Leonardo Andreoli/ON
As quatro paredes erguidas no bairro Bom Recreio representam o sonho interrompido de um filho e de uma mãe. Os espaços deixados pela falta de piso, telhado e mesmo das aberturas são a materialização de um espaço vazio também no coração da mulher de 53 anos. O sonho do filho era dar aos pais e irmãos uma moradia digna. Ele trabalhou o quanto pode para transformar isso em realidade, no entanto a morte precoce aos 25 anos interrompeu a realização. Antes de morrer, o filho deixou a ela a missão de cobrir a residência.
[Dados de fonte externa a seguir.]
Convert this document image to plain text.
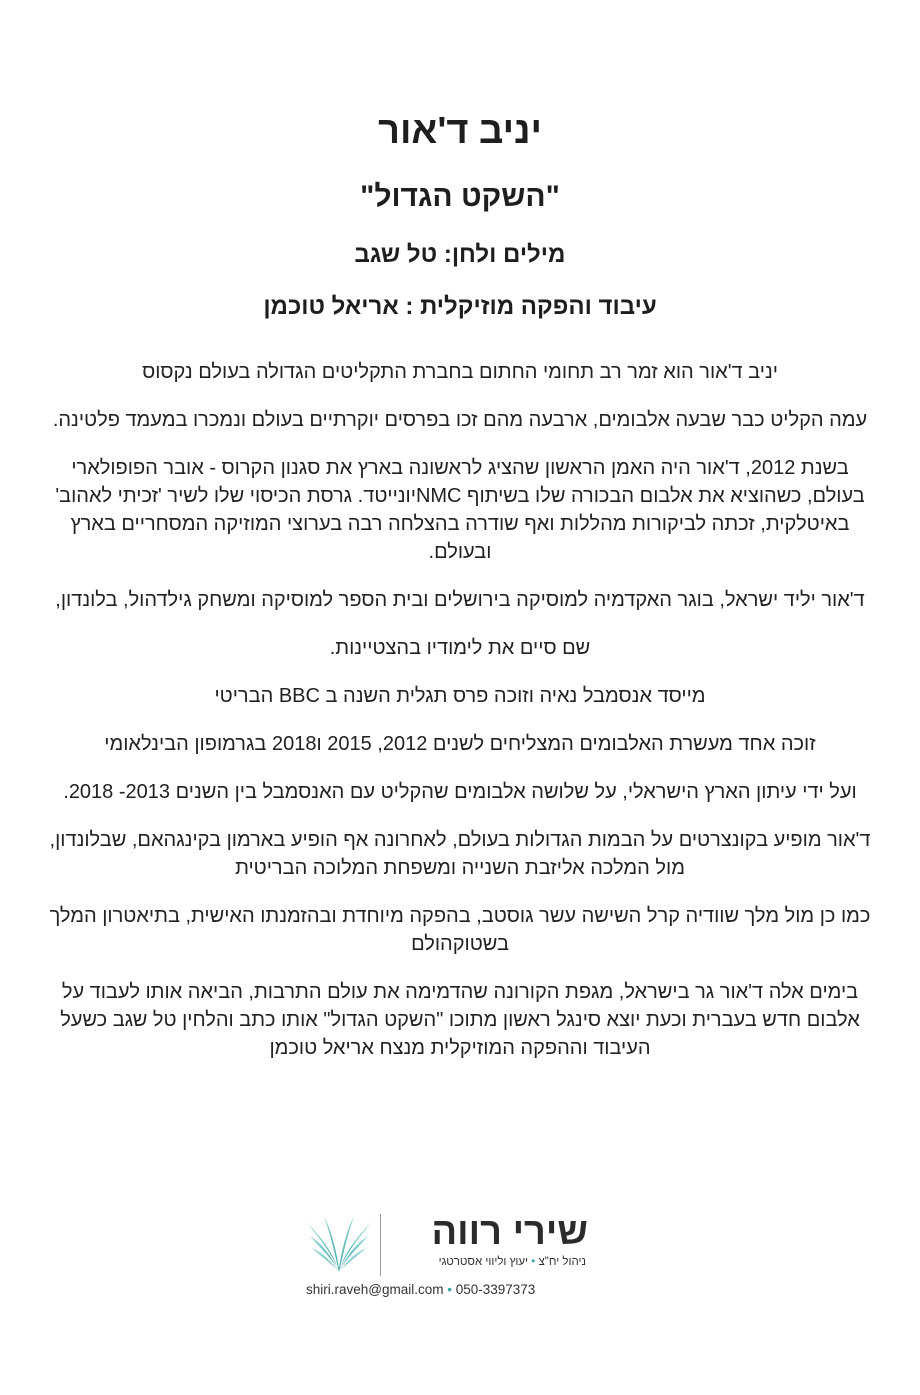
יניב ד'אור
"השקט הגדול"
מילים ולחן: טל שגב
עיבוד והפקה מוזיקלית : אריאל טוכמן

יניב ד'אור הוא זמר רב תחומי החתום בחברת התקליטים הגדולה בעולם נקסוס

עמה הקליט כבר שבעה אלבומים, ארבעה מהם זכו בפרסים יוקרתיים בעולם ונמכרו במעמד פלטינה.

בשנת 2012, ד'אור היה האמן הראשון שהציג לראשונה בארץ את סגנון הקרוס - אובר הפופולארי בעולם, כשהוציא את אלבום הבכורה שלו בשיתוף NMCיונייטד. גרסת הכיסוי שלו לשיר 'זכיתי לאהוב' באיטלקית, זכתה לביקורות מהללות ואף שודרה בהצלחה רבה בערוצי המוזיקה המסחריים בארץ ובעולם.

ד'אור יליד ישראל, בוגר האקדמיה למוסיקה בירושלים ובית הספר למוסיקה ומשחק גילדהול, בלונדון,

שם סיים את לימודיו בהצטיינות.

מייסד אנסמבל נאיה וזוכה פרס תגלית השנה ב BBC הבריטי

זוכה אחד מעשרת האלבומים המצליחים לשנים 2012, 2015 ו2018 בגרמופון הבינלאומי

ועל ידי עיתון הארץ הישראלי, על שלושה אלבומים שהקליט עם האנסמבל בין השנים 2013- 2018.

ד'אור מופיע בקונצרטים על הבמות הגדולות בעולם, לאחרונה אף הופיע בארמון בקינגהאם, שבלונדון, מול המלכה אליזבת השנייה ומשפחת המלוכה הבריטית

כמו כן מול מלך שוודיה קרל השישה עשר גוסטב, בהפקה מיוחדת ובהזמנתו האישית, בתיאטרון המלך בשטוקהולם

בימים אלה ד'אור גר בישראל, מגפת הקורונה שהדמימה את עולם התרבות, הביאה אותו לעבוד על אלבום חדש בעברית וכעת יוצא סינגל ראשון מתוכו "השקט הגדול" אותו כתב והלחין טל שגב כשעל העיבוד וההפקה המוזיקלית מנצח אריאל טוכמן

שירי רווה
ניהול יח"צ • יעוץ וליווי אסטרטגי
shiri.raveh@gmail.com • 050-3397373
Sem ter condições para concluir a obra iniciada, a família ainda moram em uma casa precária a poucos metros da obra interrompida. No dia das mães o coração de Ernestina Camargo não saberá como lidar com a falta de alguém tão especial. As fotos de Adriano Camargo estão espalhadas pela casa de madeira na tentativa de diminuir a dor da perda.
Os olhos de Dona Ernestina se enchem de lágrima toda vez que ela toca no nome do filho. Em frente a casa que ele não conseguiu concluir ela conta um pouco da história da família. Adriano já a ajudava no trabalho desde os oito anos. Eles saiam à rua para vender verduras e legumes produzidos por eles. “O dinheirinho que era dele ele ia guardando. A primeira casa que ele fez foi aquela lá. O sonho dele quando fosse homem era trabalhar pra fazer essa casa”, conta.
Aos 17 anos, um mês depois de começar a trabalhar, Adriano ficou doente. “Desde os nove anos ele se queixava muito de dor de cabeça e a gente sempre levava pro médico. Os médicos diziam que era sinusite, internavam. Quando tinha dez anos ficou três meses no hospital. Pra ele trabalhar do jeito que trabalhava por dia os bolsos dele eram cheios de comprimido pra dor de cabeça. Quando ele caiu no hospital em agosto do ano passado apareceu o câncer”, lembra.
Missão
“Quando ele tava muito mal, antes de morrer ele disse pro Thailor: o mano vai morrer, não tem mais o que fazer, mas o mano vai te dar aquela casa. Ele disse pra mim: mãe me promete que cobre a minha casa, não deixa minha casa apodrecer. Eu disse: meu filho a mãe não tem de onde tirar, mas a mãe te promete que um dia a mãe vai achar um filho de Deus que cubra essa casa”, recorda a mãe enquanto chora abraçada ao filho menor de nove anos.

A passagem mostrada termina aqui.